The Grand Hotel lives up to its name. A huge expanse of ornate gray stone, it looks out on the water imperiously. The hotel once hired away the czar of Russia's cook, and it still serves a regal array of pickled herrings, smoked eel , and other native delicacies at its smorgasborg ($6.25 for lunch or dinner). On Sundays from 2 to 6, there is tea dancing in the Winter Garden, a fabulous mirrored, rococo hallway encrusted in 24-karat gold. Dancing (to Glen Millerish music) and cookies and a drink is about $8.25. If you are feeling more folksy, visit Skansen, a park full of traditional old-fashioned Swedish wood houses.
Everything mentioned in this article can be done in summer; Stockholm, a great beauty, is the one place I would rather see under more light. But a winter trip to any if the cities yields a more intimate view of the people and their culture - once you get inside and everyone takes the scarf off his nose - than you are likely to have when distracted by dazzling, 24-hour views of landscape in scandinavia's other season.
Practical details:
The schedule of the Royal Danes can change and the Royal Danes are very popular all through their season (September through May), so check ahead with your travel agent (if you go by SAS, the Scandinavian Airlines System, it will book tickets for you), and then check again when you get there.
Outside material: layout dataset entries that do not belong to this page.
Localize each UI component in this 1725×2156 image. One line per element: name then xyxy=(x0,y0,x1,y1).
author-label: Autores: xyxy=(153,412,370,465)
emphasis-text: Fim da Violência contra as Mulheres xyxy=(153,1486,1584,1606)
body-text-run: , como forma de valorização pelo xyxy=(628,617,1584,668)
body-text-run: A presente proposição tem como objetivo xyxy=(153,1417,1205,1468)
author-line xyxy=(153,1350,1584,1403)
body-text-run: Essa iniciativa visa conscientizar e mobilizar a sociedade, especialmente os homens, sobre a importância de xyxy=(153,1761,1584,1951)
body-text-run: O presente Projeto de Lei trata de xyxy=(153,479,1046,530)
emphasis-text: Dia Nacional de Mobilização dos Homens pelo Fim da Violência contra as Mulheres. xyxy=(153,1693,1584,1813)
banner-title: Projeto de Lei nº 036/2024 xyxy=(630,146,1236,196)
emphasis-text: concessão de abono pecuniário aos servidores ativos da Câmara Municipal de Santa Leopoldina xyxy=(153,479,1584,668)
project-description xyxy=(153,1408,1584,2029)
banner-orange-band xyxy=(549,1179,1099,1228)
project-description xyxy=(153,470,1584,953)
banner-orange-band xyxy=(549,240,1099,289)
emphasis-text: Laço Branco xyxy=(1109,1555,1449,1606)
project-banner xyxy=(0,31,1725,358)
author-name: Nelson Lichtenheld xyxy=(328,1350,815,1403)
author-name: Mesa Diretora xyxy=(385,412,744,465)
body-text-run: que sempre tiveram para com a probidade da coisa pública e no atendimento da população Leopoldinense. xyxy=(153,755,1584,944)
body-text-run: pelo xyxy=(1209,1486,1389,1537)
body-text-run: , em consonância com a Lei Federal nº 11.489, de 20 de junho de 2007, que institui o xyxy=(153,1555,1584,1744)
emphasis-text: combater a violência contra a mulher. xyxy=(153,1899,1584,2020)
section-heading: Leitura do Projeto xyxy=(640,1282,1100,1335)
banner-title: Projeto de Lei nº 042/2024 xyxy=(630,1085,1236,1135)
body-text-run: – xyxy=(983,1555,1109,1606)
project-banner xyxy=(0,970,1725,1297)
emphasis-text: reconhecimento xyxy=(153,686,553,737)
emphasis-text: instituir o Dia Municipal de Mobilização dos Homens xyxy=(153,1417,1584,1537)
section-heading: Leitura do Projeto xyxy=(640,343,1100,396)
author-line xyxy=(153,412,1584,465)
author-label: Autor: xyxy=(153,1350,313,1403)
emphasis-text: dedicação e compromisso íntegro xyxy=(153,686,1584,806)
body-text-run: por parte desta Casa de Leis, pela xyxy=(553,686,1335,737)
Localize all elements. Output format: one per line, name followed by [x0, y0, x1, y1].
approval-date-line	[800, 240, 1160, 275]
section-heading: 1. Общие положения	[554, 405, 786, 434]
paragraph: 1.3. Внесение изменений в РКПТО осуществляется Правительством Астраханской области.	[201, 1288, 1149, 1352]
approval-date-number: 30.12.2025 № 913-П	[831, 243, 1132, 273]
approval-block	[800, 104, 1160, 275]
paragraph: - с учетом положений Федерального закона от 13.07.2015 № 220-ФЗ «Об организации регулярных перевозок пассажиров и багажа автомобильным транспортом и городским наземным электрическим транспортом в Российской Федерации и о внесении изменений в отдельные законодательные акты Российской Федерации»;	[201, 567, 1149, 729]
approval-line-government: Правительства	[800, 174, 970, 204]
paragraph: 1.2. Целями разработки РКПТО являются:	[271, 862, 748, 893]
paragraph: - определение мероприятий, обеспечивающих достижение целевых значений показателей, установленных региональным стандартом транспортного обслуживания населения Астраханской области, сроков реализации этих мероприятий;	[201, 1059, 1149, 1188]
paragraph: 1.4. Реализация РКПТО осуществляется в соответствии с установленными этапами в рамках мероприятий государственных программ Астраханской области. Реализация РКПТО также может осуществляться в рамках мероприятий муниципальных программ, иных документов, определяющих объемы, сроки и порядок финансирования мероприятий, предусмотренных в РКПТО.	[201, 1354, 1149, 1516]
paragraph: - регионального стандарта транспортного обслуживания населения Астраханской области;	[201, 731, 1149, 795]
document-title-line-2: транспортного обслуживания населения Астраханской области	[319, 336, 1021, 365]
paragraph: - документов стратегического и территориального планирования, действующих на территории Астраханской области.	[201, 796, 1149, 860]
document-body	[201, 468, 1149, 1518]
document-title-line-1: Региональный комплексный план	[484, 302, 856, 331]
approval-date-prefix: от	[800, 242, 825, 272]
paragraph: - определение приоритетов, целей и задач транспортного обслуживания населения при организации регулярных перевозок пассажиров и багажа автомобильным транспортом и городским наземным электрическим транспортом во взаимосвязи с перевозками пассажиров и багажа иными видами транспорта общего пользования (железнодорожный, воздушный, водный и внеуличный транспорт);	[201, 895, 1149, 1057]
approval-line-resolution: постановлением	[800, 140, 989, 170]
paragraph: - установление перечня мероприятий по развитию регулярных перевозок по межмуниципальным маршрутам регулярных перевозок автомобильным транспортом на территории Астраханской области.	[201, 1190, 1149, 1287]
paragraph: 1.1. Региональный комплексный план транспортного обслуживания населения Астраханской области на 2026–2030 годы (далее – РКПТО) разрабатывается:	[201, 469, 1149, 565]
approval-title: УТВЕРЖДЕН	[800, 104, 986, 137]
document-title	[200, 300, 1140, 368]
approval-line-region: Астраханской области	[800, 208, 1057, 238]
Next September, the theater closes for a two-year process of restoration; meanwhile performances will be in the theater at Tivoli.
SAS and Northwest Orient Airlines offer an off-season reduced fare of $395 until the end of April, and Copenhagen's hotel prices are generally lower in winter. Oslo and Stockholm are business capitals, so you get price breaks over the weekends, but they are less expensive in the summer.